- Born: Julie Elizabeth Gough
- Scientific career
- Fields: Tissue engineering Biomaterials Scaffolds Magnesium alloys Self-assembling peptides
- Workplaces: The University of Manchester Imperial College University of Nottingham
- Website: www.research.manchester.ac.uk/portal/j.gough.html

= Julie Elizabeth Gough =

British cell biologist

Julie Elizabeth Gough is a Professor of Biomaterials and Tissue Engineering at The University of Manchester. She specializes on controlling cellular responses at the cell-biomaterial interface by engineering defined surfaces for mechanically sensitive connective tissues.

== Early life and education ==
Gough is a cell biologist. She studied cell- and immunobiology, and molecular pathology and toxicology at the University of Leicester, graduating with a BSc in 1993 and an MSc in 1994, respectively. She continued her doctoral studies at the University of Nottingham, earning her PhD in Biomaterials in 1998. Between 1998 and 2002, she furthered her studies at both Nottingham and Imperial College London as a postdoctoral fellow working on novel composites and bioactive glasses for bone repair.

== Research and career ==
Gough joined the School of Materials, Faculty of Science and Engineering at The University of Manchester, as a lecturer in 2002. She was quickly promoted to Senior lecturer and Reader in 2006 and 2010, respectively.

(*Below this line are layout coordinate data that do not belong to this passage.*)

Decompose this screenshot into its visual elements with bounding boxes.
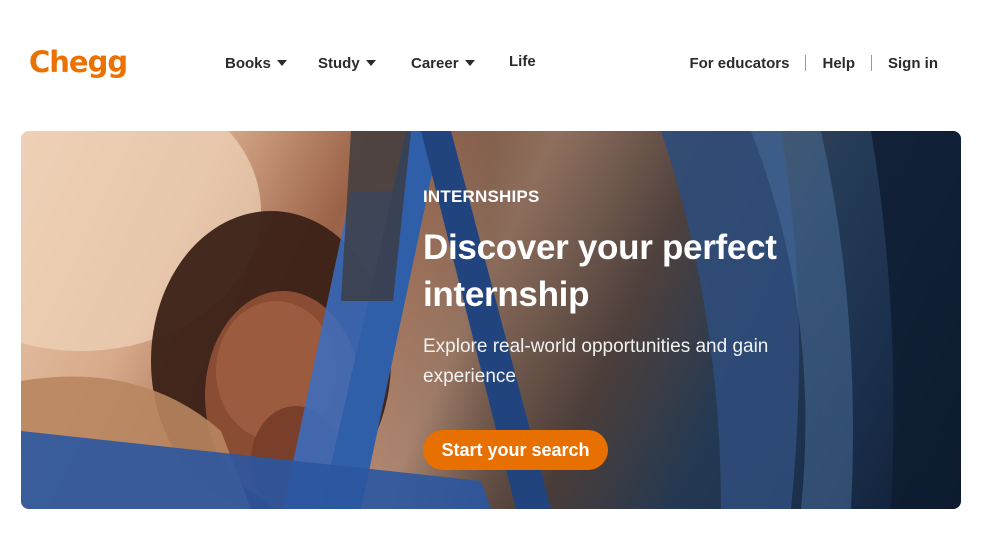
nav-books[interactable]: Books (225, 52, 295, 74)
nav-career[interactable]: Career (411, 52, 481, 74)
hero-headline-line: Discover your perfect (423, 228, 777, 267)
hero-headline-line: internship (423, 275, 590, 314)
site-header: Chegg Books Study Career Life For educat… (0, 0, 982, 120)
caret-down-icon (464, 60, 475, 66)
nav-study-label: Study (318, 54, 360, 72)
nav-life-label: Life (509, 52, 536, 70)
chegg-logo[interactable]: Chegg (29, 44, 128, 80)
hero-subtitle-line: Explore real-world opportunities and gai… (423, 336, 769, 357)
caret-down-icon (276, 60, 287, 66)
sign-in-link[interactable]: Sign in (888, 55, 938, 72)
hero-content: INTERNSHIPS Discover your perfect intern… (423, 186, 863, 392)
for-educators-link[interactable]: For educators (689, 55, 789, 72)
hero-banner: INTERNSHIPS Discover your perfect intern… (21, 131, 961, 509)
hero-subtitle-line: experience (423, 366, 516, 387)
hero-headline: Discover your perfect internship (423, 224, 863, 318)
caret-down-icon (365, 60, 376, 66)
hero-eyebrow: INTERNSHIPS (423, 187, 540, 206)
nav-career-label: Career (411, 54, 459, 72)
start-search-button[interactable]: Start your search (423, 430, 608, 470)
divider (805, 55, 807, 71)
utility-nav: For educators Help Sign in (689, 52, 938, 74)
nav-study[interactable]: Study (318, 52, 388, 74)
nav-life[interactable]: Life (509, 50, 549, 72)
nav-books-label: Books (225, 54, 271, 72)
hero-subtitle: Explore real-world opportunities and gai… (423, 332, 863, 392)
divider (871, 55, 872, 71)
help-link[interactable]: Help (822, 55, 855, 72)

From 2012 to 2013 she was a Royal Academy of Engineering/Leverhulme Trust Senior Research Fellow. Gough was made full Professor in 2014.

Since then, she has continued her research in tissue engineering of mechanically sensitive connective tissues such as bone, cartilage, skeletal muscle and the intervertebral disc. This includes analysis and control of cells such as osteoblasts, chondrocytes, fibroblasts, keratinocytes, myoblasts and macrophages on a variety of materials and scaffolds. Her research also involves the development of scaffolds for tissue repair using novel hydrogels and magnesium alloys as various porous and fibrous materials. Gough has worked on the advisory board of the journal Biomaterials Science, and as part of the local organising committee for the World Biomaterials Congress.